Le cannabis récréatif est désormais à une signature de la légalisation, qui devrait intervenir avant la fin du mois de juillet.


La semaine dernière, le projet de loi a franchi la seconde étape légale qui consistait à obtenir sa validation par les sénateurs. Ceux-ci ont également donné leur approbation à la nouvelle proposition le jeudi 3 juillet, avant l’étape finale qui sera matérialisée par la signature du président de la République tchèque Petr Pavel. Dans le détail, le projet de loi en route vers le bureau présidentiel légalise la possession à domicile d’un maximum de 100 grammes de cannabis récréatif et de 25 grammes dans l’espace public. Il autorise également la culture par foyer de trois plants de marijuana au plus, quatre ou cinq plants étant considérés comme un délit et comme un crime au-delà de cette quantité. Du côté de la détention de cannabis, des sanctions pénales seraient appliquées au-dessus de 200 grammes, mais rien n’a été précisé pour les quantités comprises entre 100 et 200 g. En effet, le projet initial prévoyait des sanctions pénales au-dessus de 100 g, mais c’est le ministre Blažek lui-même qui a plaidé pour un seuil de 200 g, la culture de trois plants pouvant produire une telle quantité.

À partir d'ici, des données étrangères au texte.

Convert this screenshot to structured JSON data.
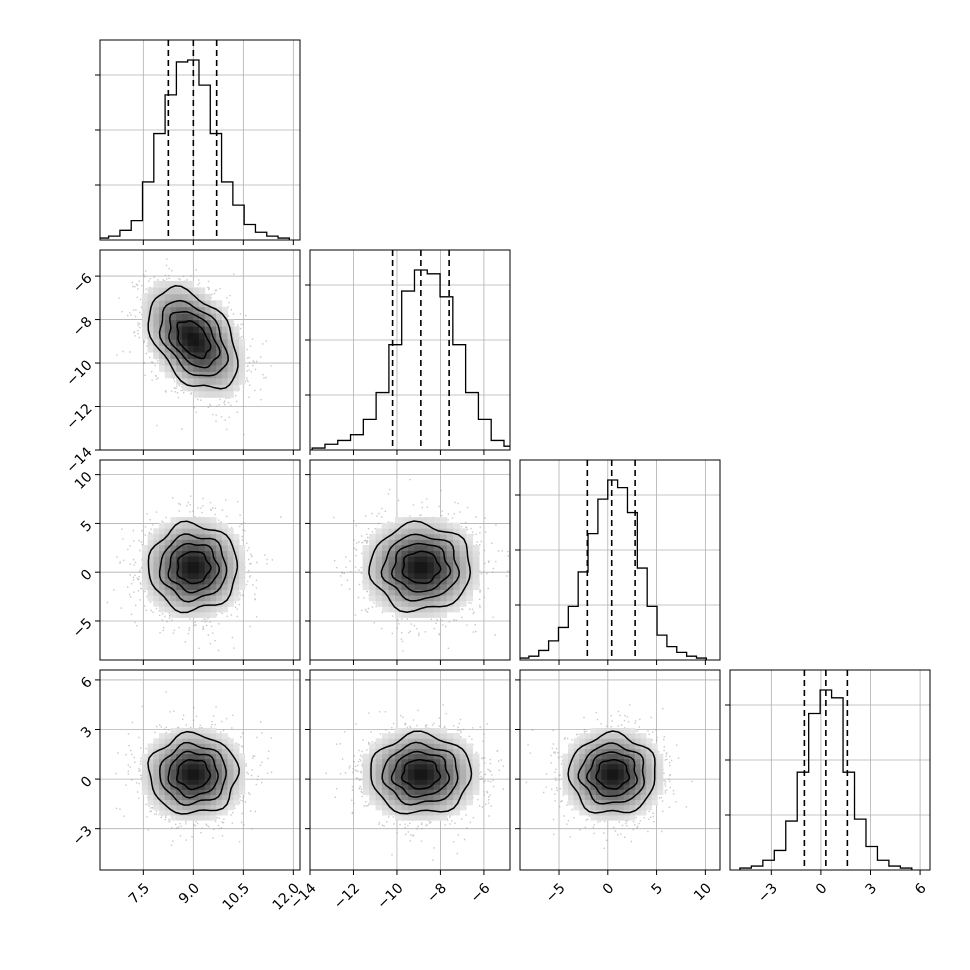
{
  "chart_data": {
    "type": "corner",
    "grid": true,
    "parameters": [
      {
        "range": [
          6.2,
          12.2
        ],
        "ticks": [
          7.5,
          9.0,
          10.5,
          12.0
        ],
        "tick_labels": [
          "7.5",
          "9.0",
          "10.5",
          "12.0"
        ],
        "quantiles": [
          8.25,
          9.0,
          9.7
        ],
        "center": 9.0,
        "sd": 0.72
      },
      {
        "range": [
          -14,
          -4.8
        ],
        "ticks": [
          -14,
          -12,
          -10,
          -8,
          -6
        ],
        "tick_labels": [
          "−14",
          "−12",
          "−10",
          "−8",
          "−6"
        ],
        "quantiles": [
          -10.2,
          -8.9,
          -7.6
        ],
        "center": -8.9,
        "sd": 1.25
      },
      {
        "range": [
          -9,
          11.5
        ],
        "ticks": [
          -5,
          0,
          5,
          10
        ],
        "tick_labels": [
          "−5",
          "0",
          "5",
          "10"
        ],
        "quantiles": [
          -2.1,
          0.4,
          2.8
        ],
        "center": 0.5,
        "sd": 2.4
      },
      {
        "range": [
          -5.5,
          6.6
        ],
        "ticks": [
          -3,
          0,
          3,
          6
        ],
        "tick_labels": [
          "−3",
          "0",
          "3",
          "6"
        ],
        "quantiles": [
          -1.0,
          0.3,
          1.6
        ],
        "center": 0.3,
        "sd": 1.3
      }
    ],
    "left_axis_tick_labels": {
      "row2": [
        "−6",
        "−8",
        "−10",
        "−12",
        "−14"
      ],
      "row3": [
        "10",
        "5",
        "0",
        "−5"
      ],
      "row4": [
        "6",
        "3",
        "0",
        "−3"
      ]
    },
    "histograms": [
      [
        1,
        2,
        5,
        10,
        30,
        55,
        75,
        92,
        93,
        80,
        55,
        30,
        18,
        8,
        4,
        2,
        1
      ],
      [
        1,
        3,
        5,
        8,
        16,
        30,
        55,
        83,
        94,
        92,
        80,
        55,
        30,
        16,
        5,
        2,
        1
      ],
      [
        1,
        2,
        5,
        10,
        17,
        28,
        46,
        66,
        84,
        94,
        90,
        77,
        48,
        28,
        13,
        7,
        4,
        2,
        1
      ],
      [
        1,
        2,
        5,
        10,
        25,
        50,
        80,
        92,
        88,
        50,
        26,
        12,
        5,
        2,
        1
      ]
    ],
    "correlations": {
      "1-0": -0.42,
      "2-0": 0.0,
      "2-1": 0.0,
      "3-0": 0.0,
      "3-1": 0.0,
      "3-2": 0.0
    }
  }
}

Le projet de loi était principalement porté par la députée du Parti démocratique civil Zdenka Crkvenjaš qui avait déclaré début juin, lors de l’adoption par la Chambre, que celle-ci signifiait « la fin des poursuites inutiles contre les personnes âgées qui cultivent du cannabis à des fins médicales ». Du côté du parti des Pirates, qui défendent depuis toujours la légalisation du cannabis, la satisfaction était également de mise, notamment par la voix du député Jakub Michálek qui a jugé l’approbation du projet « raisonnable et conforme à la réalité » et a ajouté : « Quand quelqu’un cultive du cannabis – et je ne porte bien sûr aucun jugement en la matière – cela se produit, tout simplement. Je ne pense pas dans ce cas-là que la répression soit une bonne chose ». Certains amendements plus ambitieux avaient toutefois été rejetés en commission lors de la présentation du projet et notamment la possibilité d’ouvrir des clubs ou des établissements spécialisés, comme cela se fait dans la plupart des pays où le cannabis récréatif a été légalisé.